My mouth runs screaming from the B-word.
"Mom. Could you see if this curtain closes any tighter?
"Fine with me.Who said I was even talking to you? I'm just saying it pisses me off, these turkeys talking about tough.They wouldn't know tough if it bit them on their flabby ass." (p. 73-4)


And I whisper to the dark:
"I wish I could be just me. Without my body."
Then through the curtain,
so soft
I hardly know
it's her:
"Sometimes it helps if you imagine purring. One of those big old stripey-I'll just stand here on your pillow and keep this going all night long as you don't do something to annoy me-tomcats with a rumbling purr that quiets down your breath and helps your heart un-hurt.
"Anyway. That's what works for me sometimes." (p. 105-6)
Even if you've never faced a life-threatening illness, there's much to appreciate about this award-winning novel. I can understand why it won the 2011 PEN/Phyllis Naylor Working Writer Fellowship and was picked as one of the Best Teen Friendship Books of 2014 by Kirkus.

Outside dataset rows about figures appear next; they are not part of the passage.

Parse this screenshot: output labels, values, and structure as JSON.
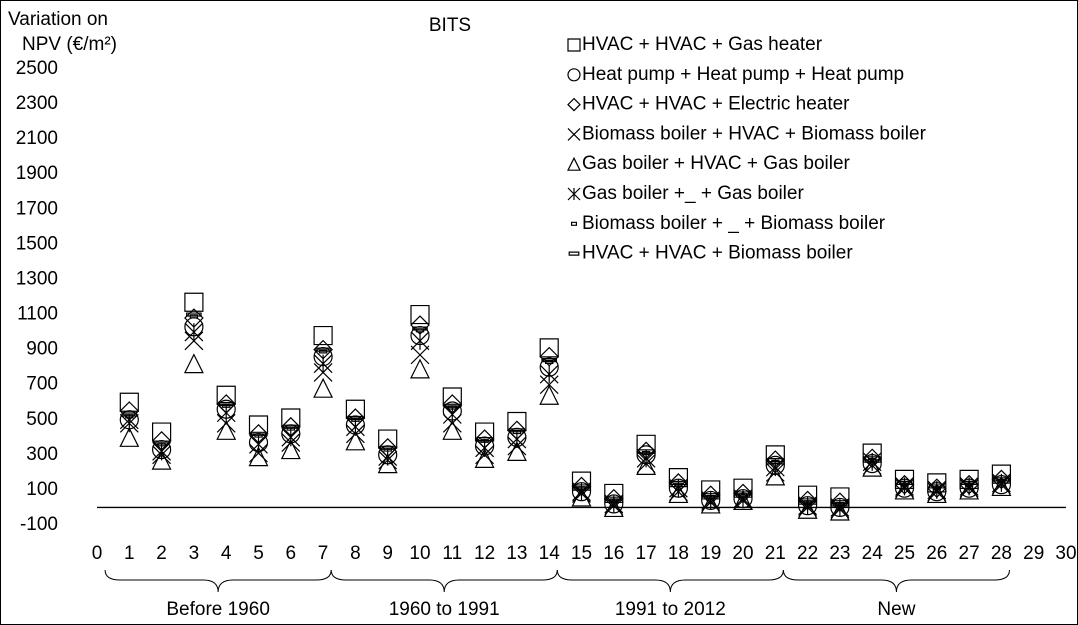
{
  "chart_data": {
    "type": "scatter",
    "title": "BITS",
    "ylabel": [
      "Variation on",
      "NPV (€/m²)"
    ],
    "x": [
      1,
      2,
      3,
      4,
      5,
      6,
      7,
      8,
      9,
      10,
      11,
      12,
      13,
      14,
      15,
      16,
      17,
      18,
      19,
      20,
      21,
      22,
      23,
      24,
      25,
      26,
      27,
      28
    ],
    "xlim": [
      0,
      30
    ],
    "xticks": [
      0,
      1,
      2,
      3,
      4,
      5,
      6,
      7,
      8,
      9,
      10,
      11,
      12,
      13,
      14,
      15,
      16,
      17,
      18,
      19,
      20,
      21,
      22,
      23,
      24,
      25,
      26,
      27,
      28,
      29,
      30
    ],
    "ylim": [
      -100,
      2500
    ],
    "yticks": [
      -100,
      100,
      300,
      500,
      700,
      900,
      1100,
      1300,
      1500,
      1700,
      1900,
      2100,
      2300,
      2500
    ],
    "legend": "top-right",
    "color": "#000000",
    "series": [
      {
        "name": "HVAC + HVAC + Gas heater",
        "marker": "square",
        "values": [
          600,
          430,
          1170,
          640,
          470,
          510,
          980,
          560,
          390,
          1100,
          630,
          430,
          490,
          910,
          150,
          80,
          360,
          170,
          100,
          110,
          300,
          70,
          60,
          310,
          160,
          140,
          160,
          190
        ]
      },
      {
        "name": "Heat pump + Heat pump + Heat pump",
        "marker": "circle",
        "values": [
          500,
          330,
          1030,
          560,
          370,
          420,
          860,
          470,
          300,
          980,
          550,
          350,
          400,
          800,
          90,
          20,
          300,
          110,
          40,
          50,
          240,
          10,
          0,
          250,
          110,
          90,
          110,
          130
        ]
      },
      {
        "name": "HVAC + HVAC + Electric heater",
        "marker": "diamond",
        "values": [
          550,
          380,
          1080,
          590,
          420,
          460,
          900,
          510,
          340,
          1040,
          590,
          390,
          440,
          860,
          120,
          50,
          320,
          140,
          70,
          80,
          270,
          40,
          30,
          280,
          130,
          110,
          130,
          160
        ]
      },
      {
        "name": "Biomass boiler + HVAC + Biomass boiler",
        "marker": "x",
        "values": [
          500,
          300,
          950,
          480,
          310,
          370,
          770,
          420,
          270,
          870,
          480,
          300,
          350,
          700,
          80,
          10,
          250,
          90,
          30,
          40,
          200,
          0,
          -10,
          240,
          110,
          90,
          110,
          130
        ]
      },
      {
        "name": "Gas boiler + HVAC + Gas boiler",
        "marker": "triangle",
        "values": [
          400,
          270,
          820,
          440,
          290,
          330,
          680,
          380,
          250,
          790,
          440,
          280,
          320,
          640,
          60,
          0,
          240,
          80,
          20,
          40,
          180,
          -10,
          -20,
          230,
          100,
          80,
          100,
          120
        ]
      },
      {
        "name": "Gas boiler +_ + Gas boiler",
        "marker": "asterisk",
        "values": [
          480,
          320,
          1000,
          540,
          360,
          400,
          820,
          460,
          290,
          950,
          530,
          340,
          390,
          760,
          90,
          20,
          280,
          110,
          40,
          50,
          230,
          10,
          0,
          260,
          120,
          100,
          120,
          140
        ]
      },
      {
        "name": " Biomass boiler + _ + Biomass boiler",
        "marker": "dash-small",
        "values": [
          520,
          360,
          1090,
          580,
          410,
          450,
          890,
          500,
          330,
          1010,
          570,
          380,
          430,
          830,
          110,
          40,
          310,
          130,
          60,
          70,
          260,
          30,
          20,
          270,
          130,
          110,
          130,
          150
        ]
      },
      {
        "name": "HVAC + HVAC + Biomass boiler",
        "marker": "dash",
        "values": [
          530,
          370,
          1100,
          590,
          420,
          460,
          900,
          510,
          340,
          1020,
          580,
          390,
          440,
          840,
          120,
          50,
          320,
          140,
          70,
          80,
          270,
          40,
          30,
          280,
          140,
          120,
          140,
          160
        ]
      }
    ],
    "groups": [
      {
        "label": "Before 1960",
        "start": 1,
        "end": 7
      },
      {
        "label": "1960 to 1991",
        "start": 8,
        "end": 14
      },
      {
        "label": "1991 to 2012",
        "start": 15,
        "end": 21
      },
      {
        "label": "New",
        "start": 22,
        "end": 28
      }
    ]
  }
}
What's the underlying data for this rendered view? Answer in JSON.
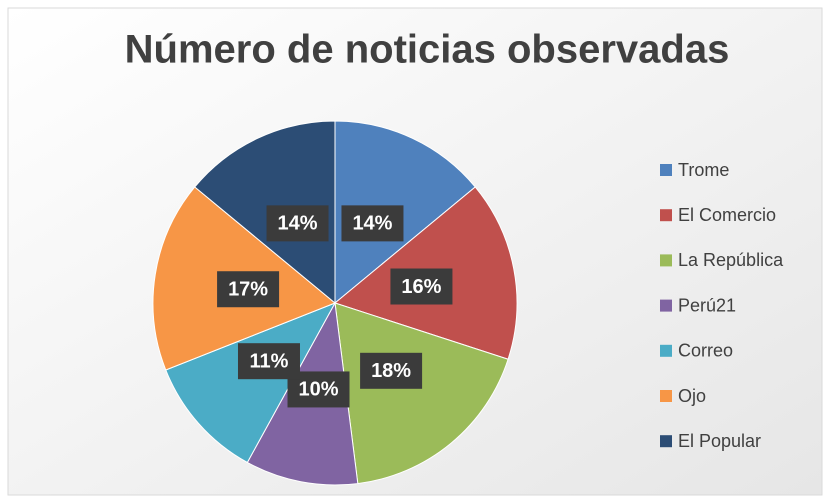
{
  "chart_data": {
    "type": "pie",
    "title": "Número de noticias observadas",
    "categories": [
      "Trome",
      "El Comercio",
      "La República",
      "Perú21",
      "Correo",
      "Ojo",
      "El Popular"
    ],
    "values": [
      14,
      16,
      18,
      10,
      11,
      17,
      14
    ],
    "value_labels": [
      "14%",
      "16%",
      "18%",
      "10%",
      "11%",
      "17%",
      "14%"
    ],
    "colors": [
      "#4f81bd",
      "#c0504d",
      "#9bbb59",
      "#8064a2",
      "#4bacc6",
      "#f79646",
      "#2c4d75"
    ],
    "legend": "right"
  }
}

But don't just take my word for it. View this trailer, and leave me a comment by 9 AM on September 3 to win this book. If you are new to my blog, please leave me your email address. If you start following my blog or share this on Facebook or Twitter, I'll enter your name twice--just tell me in your comment. If you don't win, buy this book for the teen reader in your life who feels as if she's battling a disease or situation which makes her feel scared and alone. 

This review was originally published on LitChat on August 18.


Debbie Allmand said...

Carol, such a great post about a serious disease. Many teens suffer from this condition. A very unique approach to writing also.

Carol Baldwin said...

Thanks, Deborah. Your name starts the list--twice!

Vijaya said...

Looks very interesting, Carol. Thanks for putting a spotlight on it.

Carol Baldwin said...

Thanks, Vitaya. You're in!

Linda A. said...

I am amazed at how creative writers can be. This way of keeping characters straight is one I want to experience.

I'll share this post on FB. This title may be one others will want to try to win or purchase.

Joyce Moyer Hostetter said...

Wow! Looks powerful. Such an interesting topic, too. This scene reminds me a bit of Ann Fay and Immogene in the polio hospital.

Enter me in the contest, Carol!

Rosi said...

This sounds like an extraordinary book. I hope I can get a chance to read it one day soon. Thanks for telling me about it.

Carol Baldwin said...

Thanks LInda, Joyce, and Rosi. Yes, it is an amazing book and yes, Joyce this is similar to Ann Fay and Immogene. I want all of you to have the chance to read it!

Linda Phillips said...

Yes, yes, yes, please enter me, and I'm off to twitter! Sounds like a 'must read' book for sure!

Carol Baldwin said...

You're in twice. thanks, LInda P!

Unknown said...

I just looked this up on goodreads and it sounds so interesting. I would love to be entered in the giveaway!

Carol Baldwin said...

I am happy to enter your name in the contest. Please leave me your email address in case you win!

Elena said...

Such a creative format! A great review.
While I appreciate the give-away, I'd like to opt out and allow the enthusiastic contenders above a better chance to win the book:)

Carol Baldwin said...

So sweet of you, Elena. I hope you get a chance to read it and thanks for leaving a comment!

Anonymous said...

Thank you Carol for introducing me to Ms. Frank's TWO GIRLS STARING AT THE CEILING. The point of view and the way she differenciates between them is quite powerful. Such an important disease to be discussed! Great book trailer as well!

Carol Baldwin said...

Thanks, Kathleen. You would enjoy this book for sure!